|
I didn't realize he was planning for six years, as I found out much later. Anyway, I had in my car a radio that connected me to the police desk at the World Trade Center. And on the day in question, and he had been with me quite a few days, and planning this great feat etc., stretching this high wire from one building to the other, it's about 130-some-odd feet, you know, and I had no concept. And the light went on. And the patrolman at the police desk said, "Mr. T" (They call me Mr. T), "there's a problem in the World Trade Center." I said, "What's the problem?" Said, "There's a guy walking on a tightrope between the two towers. What should we do?" And I couldn't think of anything else. I said, "Don't let him fall off," and I hung up. So then I drove a little further. I called back. I said, "By the way, this is incredible. There's somebody walk -- If he doesn't fall off, and he comes out, don't arrest him." Because we had Port Authority police.
Well, as it turned out, he was committing a crime. He was disturbing the peace. So when he finished his walk, I got to the building, and I went up to the deck, and I was watching Philippe lie down, and I thought, "My God, this is really something. It'll be on the front page of every newspaper in the world." And I think to this day some of the commissioners in the Port Authority think that I put Philippe up to this, to get publicity for it. But I didn't.
And when he came off, I said, "Philippe, tell me something. Why did you do it?" And he just looked at me and said, "Guy, I had to." I mean, that was it ... a simple description of what he needed to do. So he and I have remained friends. I helped him get a job at the Barnum & Bailey Circus.

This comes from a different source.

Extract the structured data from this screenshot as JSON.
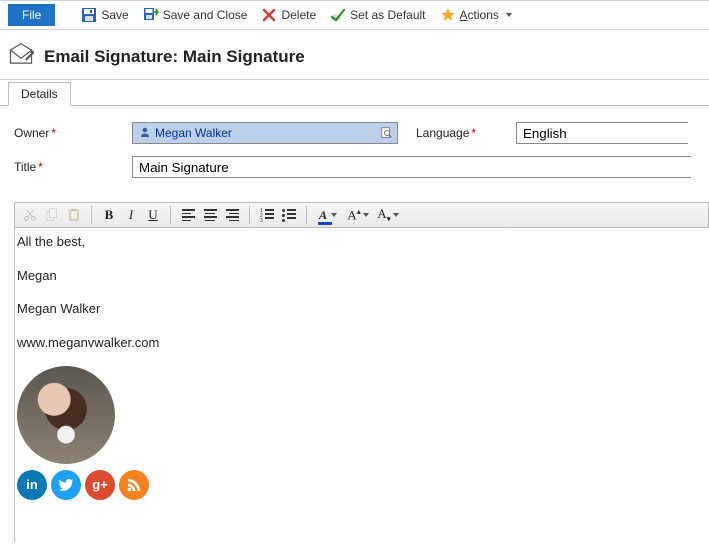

The judge called and said,"By the way, he's a nice young man." And what should he do? I said, "Well, I don't know. Judge, he's such a nice guy." And the judge came up with the -- "Let him do something, you know, that's nice." And the punishment was simple. For the poor kids -- And we brought toys to the poor handicapped kids, and we had them at Central Park, and Philippe walked across Central Park, the lake. And -- great guy. You know, you talk to him, he does have a book. And I love to talk to him.
When he came to see me, I said to him, "Listen. Tell me. Are you ever frightened when you're up on the wire?" And he said, "Well, Guy, tell you the truth. There was once." He said, "I lay down on my back, and I'm staring at the sky, and I was so happy. And all of a sudden a gull came. And the gull and I, eye to eye, looked at one another." And Philippe said, "You know, and I knew that he knew that I was in his territory. And I became frightened," he said, "because what would happen? I couldn't defend myself if he decided to get rid of me or attack me," etc. But he said, "Finally the gull flew away." And so Philippe, I know -- I said one other time, "What's the crucial moment?" He said, "There's that moment when you have one foot on the building and one foot on the wire, and you have to take this foot off the building and put it on the wire." He said, "And then you go transcendentally into another world. And you're out there."
So Philippe said to me, "By the way, Guy," he said to me, "Would you write a short sentence for my book?" He said he would put it on the jacket. And I thought and I said, "Yeah, I'd be happy to do that." So I wrote the following sentence, if I can remember now: "Philippe Petit committed the perfect crime by walking on a high wire between the Twin Towers, and the whole world loved him for doing it." So, and it's true.